Doing it with Style
The other day I was having a brief discussion with a friend about what he thinks of the Network Marketing Industry, and this is what he told me:
“Kelly, I think the business works, I think it’s going to make a lot of people rich. But I’m not interested in it.”
Why?
“Its all these ra-ra meetings they go to; its fake, I don’t like it.”
Yet another person tells us about how he dislikes Network Marketers because all they do is to “corner family and friends into buying vitamins and supplements”; they make the money, but they kill the relationship. But what does this guy do? He imports high-quality supplements from abroad, and sells them on a word of mouth basis.
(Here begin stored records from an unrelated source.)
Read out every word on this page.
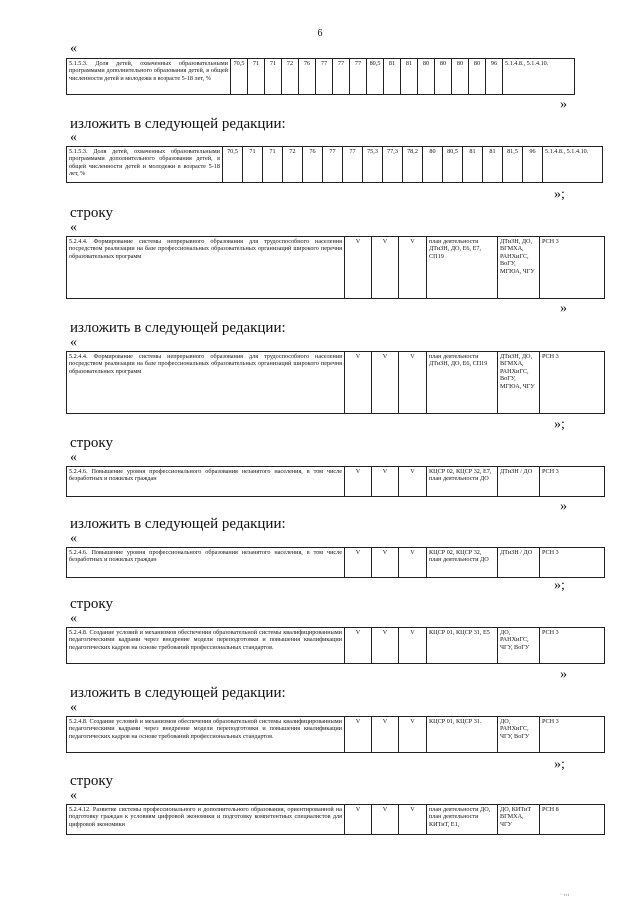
6
«
5.1.5.3. Доля детей, охваченных образовательными программами дополнительного образования детей, в общей численности детей и молодежи в возрасте 5-18 лет, %	70,5	71	71	72	76	77	77	77	80,5	81	81	80	80	80	80	96	5.1.4.8., 5.1.4.10.
»
изложить в следующей редакции:
«
5.1.5.3. Доля детей, охваченных образовательными программами дополнительного образования детей, в общей численности детей и молодежи в возрасте 5-18 лет, %	70,5	71	71	72	76	77	77	75,3	77,3	78,2	80	80,5	81	81	81,5	96	5.1.4.8., 5.1.4.10.
»;
строку
«
5.2.4.4. Формирование системы непрерывного образования для трудоспособного населения посредством реализации на базе профессиональных образовательных организаций широкого перечня образовательных программ	V	V	V	план деятельности ДТиЗН, ДО, Е6, Е7, СП19	ДТиЗН, ДО, ВГМХА, РАНХиГС, ВоГУ, МГЮА, ЧГУ	РСН 3
»
изложить в следующей редакции:
«
5.2.4.4. Формирование системы непрерывного образования для трудоспособного населения посредством реализации на базе профессиональных образовательных организаций широкого перечня образовательных программ	V	V	V	план деятельности ДТиЗН, ДО, Е6, СП19	ДТиЗН, ДО, ВГМХА, РАНХиГС, ВоГУ, МГЮА, ЧГУ	РСН 3
»;
строку
«
5.2.4.6. Повышение уровня профессионального образования незанятого населения, в том числе безработных и пожилых граждан	V	V	V	КЦСР 02, КЦСР 32, Е7, план деятельности ДО	ДТиЗН / ДО	РСН 3
»
изложить в следующей редакции:
«
5.2.4.6. Повышение уровня профессионального образования незанятого населения, в том числе безработных и пожилых граждан	V	V	V	КЦСР 02, КЦСР 32, план деятельности ДО	ДТиЗН / ДО	РСН 3
»;
строку
«
5.2.4.8. Создание условий и механизмов обеспечения образовательной системы квалифицированными педагогическими кадрами через внедрение модели переподготовки и повышения квалификации педагогических кадров на основе требований профессиональных стандартов.	V	V	V	КЦСР 01, КЦСР 31, Е5	ДО, РАНХиГС, ЧГУ, ВоГУ	РСН 3
»
изложить в следующей редакции:
«
5.2.4.8. Создание условий и механизмов обеспечения образовательной системы квалифицированными педагогическими кадрами через внедрение модели переподготовки и повышения квалификации педагогических кадров на основе требований профессиональных стандартов.	V	V	V	КЦСР 01, КЦСР 31.	ДО, РАНХиГС, ЧГУ, ВоГУ	РСН 3
»;
строку
«
5.2.4.12. Развитие системы профессионального и дополнительного образования, ориентированной на подготовку граждан к условиям цифровой экономики и подготовку компетентных специалистов для цифровой экономики	V	V	V	план деятельности ДО, план деятельности КИТиТ, Е1,	ДО, КИТиТ ВГМХА, ЧГУ	РСН 8
· ‹‹‹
And no, he’s not even a Network Marketer.
Now what’s wrong with this picture? How can 2 persons, who obviously like what the Network Marketing Industry can provide them, resent the industry instead with vigor?
The answer is in a question of Style.
After all, who doesn’t already know Network Marketing is really about helping family and friends get healthier and richer with a well-ness based home business via word of mouth?
Yet people think of Networkers as hard-sellers and ra-ra motivaters with their “give-me-a-hi-5-and-twirl-in-a-circle and feel like a family” routine. It makes them feel uneasy. And they are right: There are people running their Networking business in that way.
But with every good lawyer in the legal business, there’s bound to be 2-3 bad ones around to match them. Its going to happen in any industry. So if we’re going to run our business with no style, we won’t be going far in the long run.
So what’s good style then? Doing things the way most people can identify with and are attracted to. In the Network Marketing industry, if you empathise with a person’s challenge and help him with your service, that’s more style than hard-selling them something they don’t need; properly coaching your downlines with empathy and a listening ear, that’s more style than having ra-ra motivational sessions. Whatever will sit well with most people.
But how do you let people do something they agree with, when everyone agrees on different things?
Let them do things they’re comfortable with: engage them at they level they’re comfortable with.